Despite the HKEx’s moves to go directly to the London exchange’s shareholders, it’s likely that HKEx will offer LSEG management a revised bid with an increased cash proportion before it attempts a hostile takeover, Wu says, because worries about Hong Kong’s stability would make selling shareholders on a hostile takeover more difficult.

On Sept. 16, after the London rejection, the credit rating agency Moody’s mentioned those worries when it affirmed Hong Kong’s Aa2 rating (the agency’s third-highest) but changed its outlook on the rating from “stable” to “negative.”

The economic fallout from Hong Kong’s ongoing protests and a fear of “erosion” of the city’s judicial independence from mainland China prompted the rating downgrade. 

In the announcement, the agency expressed doubt about the Hong Kong government’s ability to buffer the city’s financial stability or resolve the current protests in a way that would not disrupt the economy.

Selling the deal

For its part, the Hong Kong exchange made it clear that it saw no reason to fold in the face of LSEG’s rejection.

HKEx Chief Executive Charles Li, in a phone call with media last week, downplayed the impact of political factors like the Hong Kong protests and Brexit on Hong Kong’s and London’s respective exchanges.

“We see no reason why the challenges everybody is going through should be the obstacle,” Li said.

And responding to concerns about Beijing’s influence, HKEx chairwoman Laura Cha said last week that the London exchange would continue to be regulated by the U.K. governing body if the deal went through.

HKEx has plenty of reasons to push its bid forward, despite the initial rejection, says Alexis Garatti, head of macroeconomic research at Euler Hermes.

Garatti says the protests are one “source of volatility,” but beyond that, HKEx’s recent history has been marked by problems like low liquidity and “episodes of stress” like abrupt halts in derivatives trading.
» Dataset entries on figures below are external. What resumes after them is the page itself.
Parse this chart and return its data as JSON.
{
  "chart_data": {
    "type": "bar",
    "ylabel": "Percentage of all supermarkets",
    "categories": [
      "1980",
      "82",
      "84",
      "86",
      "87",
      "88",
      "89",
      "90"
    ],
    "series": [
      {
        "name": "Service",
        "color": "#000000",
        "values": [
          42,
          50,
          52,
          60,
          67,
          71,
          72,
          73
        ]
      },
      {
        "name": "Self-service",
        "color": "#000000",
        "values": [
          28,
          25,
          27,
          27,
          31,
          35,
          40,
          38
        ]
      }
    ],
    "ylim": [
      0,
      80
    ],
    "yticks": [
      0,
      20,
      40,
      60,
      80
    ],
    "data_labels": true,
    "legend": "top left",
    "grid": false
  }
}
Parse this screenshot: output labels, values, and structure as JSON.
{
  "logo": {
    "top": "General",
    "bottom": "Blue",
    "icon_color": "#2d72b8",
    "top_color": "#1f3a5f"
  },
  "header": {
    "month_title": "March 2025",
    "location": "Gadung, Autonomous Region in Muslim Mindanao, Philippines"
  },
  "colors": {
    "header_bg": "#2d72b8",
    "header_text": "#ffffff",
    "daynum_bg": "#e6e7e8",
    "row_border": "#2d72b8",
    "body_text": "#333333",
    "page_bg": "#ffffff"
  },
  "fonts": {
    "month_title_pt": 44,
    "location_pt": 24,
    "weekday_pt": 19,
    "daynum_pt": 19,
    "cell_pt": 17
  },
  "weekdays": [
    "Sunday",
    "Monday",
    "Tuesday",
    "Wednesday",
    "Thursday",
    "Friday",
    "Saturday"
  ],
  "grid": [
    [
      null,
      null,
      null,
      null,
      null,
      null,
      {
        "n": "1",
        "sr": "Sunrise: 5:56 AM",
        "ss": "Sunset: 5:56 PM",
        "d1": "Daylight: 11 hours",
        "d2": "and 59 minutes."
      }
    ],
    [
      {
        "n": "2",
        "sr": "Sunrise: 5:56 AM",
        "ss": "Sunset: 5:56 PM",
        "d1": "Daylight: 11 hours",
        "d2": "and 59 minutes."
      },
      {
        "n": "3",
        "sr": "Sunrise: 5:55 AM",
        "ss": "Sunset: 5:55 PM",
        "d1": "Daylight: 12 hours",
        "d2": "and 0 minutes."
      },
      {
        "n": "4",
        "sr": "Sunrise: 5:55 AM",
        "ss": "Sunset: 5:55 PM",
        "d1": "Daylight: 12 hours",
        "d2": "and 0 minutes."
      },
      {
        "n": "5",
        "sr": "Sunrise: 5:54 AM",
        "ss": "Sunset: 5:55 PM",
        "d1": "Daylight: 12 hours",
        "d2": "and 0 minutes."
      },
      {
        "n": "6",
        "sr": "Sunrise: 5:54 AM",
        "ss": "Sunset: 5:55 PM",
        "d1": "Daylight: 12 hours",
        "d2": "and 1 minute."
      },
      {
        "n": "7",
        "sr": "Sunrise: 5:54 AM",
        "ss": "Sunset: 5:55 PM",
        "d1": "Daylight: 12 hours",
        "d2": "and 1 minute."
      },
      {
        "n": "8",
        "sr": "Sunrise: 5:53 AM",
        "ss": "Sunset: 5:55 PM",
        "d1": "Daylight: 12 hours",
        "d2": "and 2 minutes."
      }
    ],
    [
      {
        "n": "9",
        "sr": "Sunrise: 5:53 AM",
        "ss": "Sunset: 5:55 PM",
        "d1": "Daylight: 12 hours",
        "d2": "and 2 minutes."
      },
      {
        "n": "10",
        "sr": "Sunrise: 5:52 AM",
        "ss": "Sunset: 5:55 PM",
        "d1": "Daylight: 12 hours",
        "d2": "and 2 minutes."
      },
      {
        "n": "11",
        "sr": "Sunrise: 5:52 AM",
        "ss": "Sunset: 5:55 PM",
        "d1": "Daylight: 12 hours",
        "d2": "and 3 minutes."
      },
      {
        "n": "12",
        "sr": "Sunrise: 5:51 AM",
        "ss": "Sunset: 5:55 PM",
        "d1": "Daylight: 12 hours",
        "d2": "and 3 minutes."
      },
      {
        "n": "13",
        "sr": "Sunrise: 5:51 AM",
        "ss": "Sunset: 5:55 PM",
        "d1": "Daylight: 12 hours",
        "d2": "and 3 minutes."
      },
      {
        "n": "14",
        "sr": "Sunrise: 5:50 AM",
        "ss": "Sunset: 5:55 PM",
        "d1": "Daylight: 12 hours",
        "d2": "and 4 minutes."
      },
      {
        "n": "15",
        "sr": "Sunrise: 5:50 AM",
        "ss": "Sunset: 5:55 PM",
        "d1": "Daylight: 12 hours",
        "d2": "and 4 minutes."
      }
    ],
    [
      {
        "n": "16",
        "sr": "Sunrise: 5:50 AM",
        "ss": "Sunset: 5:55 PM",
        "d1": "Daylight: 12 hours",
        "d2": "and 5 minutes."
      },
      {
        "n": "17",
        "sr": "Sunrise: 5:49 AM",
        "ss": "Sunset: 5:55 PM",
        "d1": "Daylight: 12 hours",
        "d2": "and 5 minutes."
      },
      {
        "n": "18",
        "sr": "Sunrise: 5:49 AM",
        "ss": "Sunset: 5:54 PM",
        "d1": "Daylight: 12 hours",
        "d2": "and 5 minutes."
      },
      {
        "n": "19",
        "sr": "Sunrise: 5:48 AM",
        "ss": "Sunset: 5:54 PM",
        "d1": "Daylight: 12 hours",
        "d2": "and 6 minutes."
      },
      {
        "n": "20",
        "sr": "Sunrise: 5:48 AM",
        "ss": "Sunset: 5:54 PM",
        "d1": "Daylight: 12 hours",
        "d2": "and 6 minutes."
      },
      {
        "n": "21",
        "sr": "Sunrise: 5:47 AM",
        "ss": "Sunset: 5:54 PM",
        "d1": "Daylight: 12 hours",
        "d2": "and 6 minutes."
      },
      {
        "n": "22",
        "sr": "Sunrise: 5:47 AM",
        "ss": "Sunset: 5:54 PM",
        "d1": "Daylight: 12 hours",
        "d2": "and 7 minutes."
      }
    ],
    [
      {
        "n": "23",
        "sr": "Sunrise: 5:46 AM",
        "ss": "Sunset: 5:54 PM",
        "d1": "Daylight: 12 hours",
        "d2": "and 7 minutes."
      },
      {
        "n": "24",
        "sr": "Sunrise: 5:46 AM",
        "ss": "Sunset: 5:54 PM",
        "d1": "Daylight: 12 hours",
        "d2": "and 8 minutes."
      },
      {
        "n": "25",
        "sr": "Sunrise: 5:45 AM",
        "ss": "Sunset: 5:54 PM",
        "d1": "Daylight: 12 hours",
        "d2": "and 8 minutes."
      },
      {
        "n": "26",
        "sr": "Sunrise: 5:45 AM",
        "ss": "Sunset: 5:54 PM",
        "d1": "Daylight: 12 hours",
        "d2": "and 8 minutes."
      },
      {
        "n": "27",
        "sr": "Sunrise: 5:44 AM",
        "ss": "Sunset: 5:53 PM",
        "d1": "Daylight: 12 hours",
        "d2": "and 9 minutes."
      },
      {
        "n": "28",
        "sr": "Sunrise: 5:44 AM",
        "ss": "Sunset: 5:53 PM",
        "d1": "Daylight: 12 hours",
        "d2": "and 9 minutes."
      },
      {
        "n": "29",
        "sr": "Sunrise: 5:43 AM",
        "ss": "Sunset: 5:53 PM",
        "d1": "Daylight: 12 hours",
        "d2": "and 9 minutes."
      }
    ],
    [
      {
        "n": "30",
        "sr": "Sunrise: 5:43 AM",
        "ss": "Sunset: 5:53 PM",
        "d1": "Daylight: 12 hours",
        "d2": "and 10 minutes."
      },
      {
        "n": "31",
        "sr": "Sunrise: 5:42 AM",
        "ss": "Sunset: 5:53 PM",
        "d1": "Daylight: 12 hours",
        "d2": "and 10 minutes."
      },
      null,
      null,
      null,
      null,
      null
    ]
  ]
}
A tie-up with LSEG would offer the Hong Kong exchange a way to lessen the impact of such problems.

In addition, Garatti says, HKEx’s bid is part of the “long-term race between major international bourses” to acquire rivals and a reflection of the “larger takes all” mantra of the industry. Indeed, in 2012 HKEx acquired the London Metal Exchange, the world’s largest market for trading in metals futures.

Therefore, Garatti says, “HKEx is under pressure to acquire a global dimension in order to increase and reinforce its interface function between China’s capital market and the rest of the world.”